The grainy black-and-white photo, printed in a new book on the Rohingya crisis authored by Myanmar’s Army, shows a man standing over two bodies, wielding a farming tool. The caption goes as ‘Bengalis killed local ethnics brutally’.
A report published in the The Hindu stated that the photo appears in a section of the book covering ethnic riots in Myanmar in the 1940s. The text says the image shows Buddhists murdered by Rohingya — members of a Muslim minority the book refer to as “Bengalis” to imply they are illegal immigrants. But an examination of the photograph shows it was actually taken during Bangladesh’s 1971 Independence War.
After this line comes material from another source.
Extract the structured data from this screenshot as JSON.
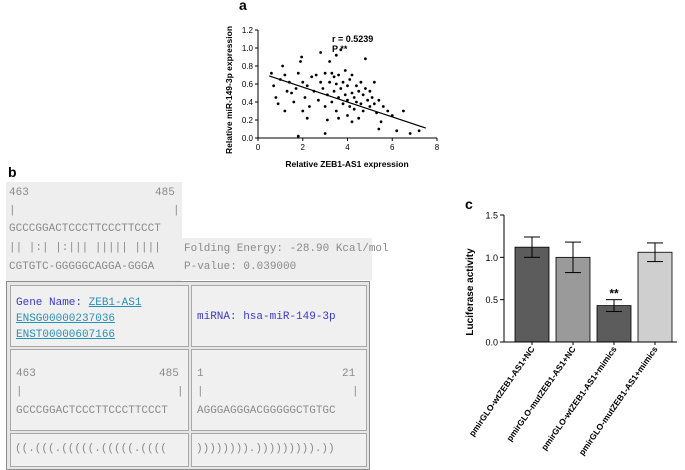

The report further stated that it is one of three images that appear in the book, published in July this year by the Army’s Department of Public Relations and Psychological Warfare that have been misrepresented as archival pictures from the western State of Rakhine.
In fact, two of the photos were originally taken in Bangladesh and Tanzania. A third was falsely labelled as depicting Rohingya entering Myanmar from Bangladesh, when in reality it showed migrants leaving the country.
The 117-page Myanmar Politics and the Tatmadaw: Part I relates the Army’s narrative of August last year, when some 7, 00,000 Rohingya fled Rakhine to Bangladesh, according to UN agencies, triggering reports of mass killings, rape, and arson. Tatmadaw is the official name of Myanmar’s military.
Much of the content is sourced to the military’s ‘True News’ information unit, which since the start of the crisis has distributed news giving the Army’s perspective, mostly via Facebook. On Monday, Facebook banned the Myanmar Army chief and other military officials accused of using the platform to “inflame ethnic and religious tensions”. The same day, UN investigators accused Senior General Min Aung Hlaing of overseeing a campaign with “genocidal intent” and recommended he and other senior officials be “prosecuted for crimes against humanity”.
In its new book, the military denies the allegations of abuses, blaming the violence on “Bengali terrorists” it says were intent on carving out a Rohingya State named ‘Arkistan’. The book also seeks to trace the history of the Rohingya — who regard themselves as native to western Myanmar — casting them as interlopers from Bangladesh.